O que me assusta é a perda de razão e a onda de medo que induziram as massas da sociedade a uma espiral inacreditável de pânico, armazenando quantidades obscenas de qualquer coisa que pudesse preencher adequadamente um abrigo antiaéreo em um mundo pós-apocalíptico. Tenho medo das máscaras N95 que são roubadas de hospitais e clínicas de atendimento de urgência, onde elas são realmente necessárias para profissionais de saúde de primeiro atendimento, que em vez disso, estão sendo colocadas em aeroportos, shoppings e cafés, perpetuando ainda mais medo e suspeita de outras pessoas. Estou com medo de que nossos hospitais fiquem sobrecarregados com quem pensa "provavelmente não o têm, mas que pode ser examinado, não importa o que aconteça, porque você nunca sabe ..." e aqueles com insuficiência cardíaca, enfisema, pneumonia ou acidente vascular cerebral pagarão o preço pelas salas de espera de emergência com escassez de médicos e enfermeiros para realizar consultas.
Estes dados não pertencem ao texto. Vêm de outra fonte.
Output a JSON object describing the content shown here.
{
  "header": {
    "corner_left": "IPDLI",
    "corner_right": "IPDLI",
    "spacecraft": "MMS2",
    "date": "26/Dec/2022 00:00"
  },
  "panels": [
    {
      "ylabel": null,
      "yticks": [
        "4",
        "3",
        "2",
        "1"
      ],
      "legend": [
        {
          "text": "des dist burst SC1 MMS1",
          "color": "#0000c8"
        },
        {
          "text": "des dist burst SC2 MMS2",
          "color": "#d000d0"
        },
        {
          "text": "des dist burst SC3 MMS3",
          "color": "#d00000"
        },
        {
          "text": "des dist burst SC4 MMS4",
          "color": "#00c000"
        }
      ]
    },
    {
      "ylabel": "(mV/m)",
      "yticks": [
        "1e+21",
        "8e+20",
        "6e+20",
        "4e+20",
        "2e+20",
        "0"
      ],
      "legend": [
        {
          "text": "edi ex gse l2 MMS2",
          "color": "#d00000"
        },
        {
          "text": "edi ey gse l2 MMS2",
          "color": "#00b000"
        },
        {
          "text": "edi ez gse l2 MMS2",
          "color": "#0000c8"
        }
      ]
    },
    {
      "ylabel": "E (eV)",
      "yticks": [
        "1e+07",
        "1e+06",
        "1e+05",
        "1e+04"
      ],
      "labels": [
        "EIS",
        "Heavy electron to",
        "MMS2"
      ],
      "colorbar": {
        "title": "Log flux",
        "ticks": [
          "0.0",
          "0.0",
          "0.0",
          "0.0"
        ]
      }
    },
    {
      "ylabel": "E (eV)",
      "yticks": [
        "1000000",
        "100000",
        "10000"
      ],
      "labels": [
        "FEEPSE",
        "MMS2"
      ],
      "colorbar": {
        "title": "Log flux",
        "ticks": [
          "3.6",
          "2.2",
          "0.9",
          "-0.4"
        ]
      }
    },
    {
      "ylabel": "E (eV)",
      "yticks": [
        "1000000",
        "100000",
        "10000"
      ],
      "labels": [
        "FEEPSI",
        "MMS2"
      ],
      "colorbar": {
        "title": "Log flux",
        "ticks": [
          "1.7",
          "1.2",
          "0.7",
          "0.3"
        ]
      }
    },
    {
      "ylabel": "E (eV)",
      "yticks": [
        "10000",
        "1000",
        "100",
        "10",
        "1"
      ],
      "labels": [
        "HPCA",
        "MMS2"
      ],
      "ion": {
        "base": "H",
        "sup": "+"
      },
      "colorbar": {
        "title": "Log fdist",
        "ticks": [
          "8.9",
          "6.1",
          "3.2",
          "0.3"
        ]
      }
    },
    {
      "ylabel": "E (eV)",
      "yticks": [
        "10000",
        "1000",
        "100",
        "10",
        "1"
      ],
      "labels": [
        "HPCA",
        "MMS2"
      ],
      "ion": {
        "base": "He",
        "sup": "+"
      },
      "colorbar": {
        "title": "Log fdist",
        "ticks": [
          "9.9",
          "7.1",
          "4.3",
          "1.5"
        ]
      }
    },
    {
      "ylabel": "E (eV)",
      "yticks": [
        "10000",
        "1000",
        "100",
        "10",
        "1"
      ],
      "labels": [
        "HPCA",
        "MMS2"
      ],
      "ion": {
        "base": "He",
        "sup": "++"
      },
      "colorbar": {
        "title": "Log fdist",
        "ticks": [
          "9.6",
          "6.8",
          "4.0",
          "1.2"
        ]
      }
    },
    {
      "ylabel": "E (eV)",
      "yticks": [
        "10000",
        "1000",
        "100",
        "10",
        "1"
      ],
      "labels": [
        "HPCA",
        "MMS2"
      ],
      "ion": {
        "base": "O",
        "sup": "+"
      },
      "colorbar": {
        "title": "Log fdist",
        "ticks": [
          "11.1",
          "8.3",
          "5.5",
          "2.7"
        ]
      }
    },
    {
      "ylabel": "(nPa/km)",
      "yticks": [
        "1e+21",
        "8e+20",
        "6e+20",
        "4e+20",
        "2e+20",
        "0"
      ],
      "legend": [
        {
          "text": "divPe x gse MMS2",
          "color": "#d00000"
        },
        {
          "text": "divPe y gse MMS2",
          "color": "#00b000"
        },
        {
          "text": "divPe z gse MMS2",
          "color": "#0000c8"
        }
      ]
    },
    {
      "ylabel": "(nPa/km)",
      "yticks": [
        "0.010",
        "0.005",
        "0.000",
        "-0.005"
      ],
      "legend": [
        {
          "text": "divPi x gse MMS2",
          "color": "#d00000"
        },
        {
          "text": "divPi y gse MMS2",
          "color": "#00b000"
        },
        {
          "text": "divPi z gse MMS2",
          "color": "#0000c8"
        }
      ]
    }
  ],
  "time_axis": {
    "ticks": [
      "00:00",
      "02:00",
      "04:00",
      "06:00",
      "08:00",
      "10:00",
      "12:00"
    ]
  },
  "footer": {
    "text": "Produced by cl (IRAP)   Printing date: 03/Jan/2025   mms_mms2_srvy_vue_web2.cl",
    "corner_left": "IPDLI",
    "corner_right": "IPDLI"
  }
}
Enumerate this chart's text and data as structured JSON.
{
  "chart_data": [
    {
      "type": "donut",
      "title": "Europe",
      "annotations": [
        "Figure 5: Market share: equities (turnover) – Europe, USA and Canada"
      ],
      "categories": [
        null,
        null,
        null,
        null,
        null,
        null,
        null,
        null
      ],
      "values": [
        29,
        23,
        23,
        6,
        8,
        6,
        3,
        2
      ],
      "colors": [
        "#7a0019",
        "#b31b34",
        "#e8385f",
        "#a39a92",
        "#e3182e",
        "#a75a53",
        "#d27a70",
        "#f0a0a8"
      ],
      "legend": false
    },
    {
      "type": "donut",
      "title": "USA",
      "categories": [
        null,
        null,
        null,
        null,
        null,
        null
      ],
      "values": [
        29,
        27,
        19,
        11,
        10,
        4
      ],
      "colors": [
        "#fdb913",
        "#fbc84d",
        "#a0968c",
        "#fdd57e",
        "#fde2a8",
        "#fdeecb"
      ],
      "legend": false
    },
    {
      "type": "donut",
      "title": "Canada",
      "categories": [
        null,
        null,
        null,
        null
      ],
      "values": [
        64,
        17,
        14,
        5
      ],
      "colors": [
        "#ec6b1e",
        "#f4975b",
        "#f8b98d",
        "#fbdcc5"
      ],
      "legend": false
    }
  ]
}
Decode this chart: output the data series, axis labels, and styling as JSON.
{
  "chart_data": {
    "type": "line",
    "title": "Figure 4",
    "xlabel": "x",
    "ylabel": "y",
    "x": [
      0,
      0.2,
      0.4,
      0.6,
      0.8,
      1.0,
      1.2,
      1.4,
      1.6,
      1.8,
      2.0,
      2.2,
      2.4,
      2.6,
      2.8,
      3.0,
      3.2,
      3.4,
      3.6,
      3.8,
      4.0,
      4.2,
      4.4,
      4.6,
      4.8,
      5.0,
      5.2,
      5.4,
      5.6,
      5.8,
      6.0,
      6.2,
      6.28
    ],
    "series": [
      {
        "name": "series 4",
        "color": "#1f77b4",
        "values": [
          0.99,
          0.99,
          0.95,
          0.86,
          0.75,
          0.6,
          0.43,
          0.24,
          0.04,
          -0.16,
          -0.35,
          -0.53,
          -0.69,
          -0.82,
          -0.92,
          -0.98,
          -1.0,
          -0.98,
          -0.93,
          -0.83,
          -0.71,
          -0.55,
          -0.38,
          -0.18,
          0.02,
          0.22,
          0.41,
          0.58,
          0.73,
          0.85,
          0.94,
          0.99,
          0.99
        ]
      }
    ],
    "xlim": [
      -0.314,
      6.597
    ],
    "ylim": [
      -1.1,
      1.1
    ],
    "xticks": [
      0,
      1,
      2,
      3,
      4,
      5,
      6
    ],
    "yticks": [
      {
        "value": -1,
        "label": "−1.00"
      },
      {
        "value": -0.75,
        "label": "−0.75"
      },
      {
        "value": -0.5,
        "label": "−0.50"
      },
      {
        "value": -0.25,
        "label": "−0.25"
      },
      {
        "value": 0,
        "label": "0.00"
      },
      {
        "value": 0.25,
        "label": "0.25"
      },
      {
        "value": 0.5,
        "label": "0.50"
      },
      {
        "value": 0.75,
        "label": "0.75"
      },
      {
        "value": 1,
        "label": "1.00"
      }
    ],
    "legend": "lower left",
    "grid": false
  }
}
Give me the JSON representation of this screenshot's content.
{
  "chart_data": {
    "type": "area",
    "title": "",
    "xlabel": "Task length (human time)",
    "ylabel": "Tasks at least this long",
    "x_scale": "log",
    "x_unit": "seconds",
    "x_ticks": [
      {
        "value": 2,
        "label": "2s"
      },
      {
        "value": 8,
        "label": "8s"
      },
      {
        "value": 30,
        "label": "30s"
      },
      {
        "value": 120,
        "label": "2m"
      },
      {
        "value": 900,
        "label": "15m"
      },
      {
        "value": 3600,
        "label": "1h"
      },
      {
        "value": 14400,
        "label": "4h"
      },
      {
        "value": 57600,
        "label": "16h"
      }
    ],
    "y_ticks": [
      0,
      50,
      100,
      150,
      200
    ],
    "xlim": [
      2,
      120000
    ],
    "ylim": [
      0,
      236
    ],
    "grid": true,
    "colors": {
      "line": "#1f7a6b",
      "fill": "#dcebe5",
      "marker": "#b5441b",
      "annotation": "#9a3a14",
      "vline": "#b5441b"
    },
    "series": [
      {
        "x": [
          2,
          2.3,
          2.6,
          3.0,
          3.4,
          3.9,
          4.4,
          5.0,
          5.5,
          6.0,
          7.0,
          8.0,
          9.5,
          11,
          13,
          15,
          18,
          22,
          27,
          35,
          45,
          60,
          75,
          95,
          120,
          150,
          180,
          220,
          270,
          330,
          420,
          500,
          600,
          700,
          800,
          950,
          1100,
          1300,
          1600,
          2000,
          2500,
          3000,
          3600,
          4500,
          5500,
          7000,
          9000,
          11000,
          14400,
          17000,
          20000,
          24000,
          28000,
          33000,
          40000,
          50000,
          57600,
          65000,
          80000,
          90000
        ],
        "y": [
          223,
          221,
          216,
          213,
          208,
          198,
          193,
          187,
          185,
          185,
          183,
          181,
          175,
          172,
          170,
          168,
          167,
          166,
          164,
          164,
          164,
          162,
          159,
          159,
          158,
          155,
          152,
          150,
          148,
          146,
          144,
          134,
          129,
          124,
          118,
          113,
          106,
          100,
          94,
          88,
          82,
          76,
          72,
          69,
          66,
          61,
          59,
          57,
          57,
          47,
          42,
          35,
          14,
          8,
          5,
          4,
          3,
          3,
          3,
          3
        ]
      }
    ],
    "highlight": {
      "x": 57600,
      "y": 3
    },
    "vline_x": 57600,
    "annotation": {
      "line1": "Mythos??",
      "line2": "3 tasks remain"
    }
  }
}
Tenho medo de que as restrições de viagem se tornem tão extensas que os casamentos sejam cancelados, as formaturas perdidas e as reuniões familiares não se concretizem. E bem, mesmo aquela grande festa chamada Jogos Olímpicos ... que também poderá ser suspensa. Você consegue imaginar isso?
Receio que os mesmos medos epidêmicos limitem o comércio, prejudiquem parcerias em vários setores e negócios e culminem em uma recessão global.
Mas, principalmente, estou com medo de que mensagem estamos passando aos nossos filhos quando confrontados com uma ameaça. Em vez de razão, racionalidade, mente aberta e altruísmo, estamos dizendo para que entrem em pânico, sejam medrosos, desconfiados, reacionários e com interesse próprio.
Covid-19 está longe de terminar. Chegará a uma cidade, um hospital, um amigo e até um membro da família perto de você em algum momento. Aguarde. Pare de esperar o pior. O fato é que o próprio vírus provavelmente não fará muito mal quando chegar. Mas nossos próprios comportamentos e a atitude "lute por si mesmo acima de tudo" podem ser desastrosos.
Eu imploro a todos vocês. Tempere o medo com a razão, o pânico com a paciência e a incerteza com a educação. Temos a oportunidade de aprender muito sobre higiene de saúde e limitar a propagação de inúmeras doenças transmissíveis em nossa sociedade. Vamos enfrentar esse desafio juntos, com o melhor espírito de compaixão pelos outros, paciência e, acima de tudo, um esforço infalível para buscar a verdade, fatos e conhecimentos, em oposição a conjecturas, especulações e expectativas catastróficas.
Fatos, não temor. Mãos Limpas. Corações abertos.
Nossos filhos vão nos agradecer por isso".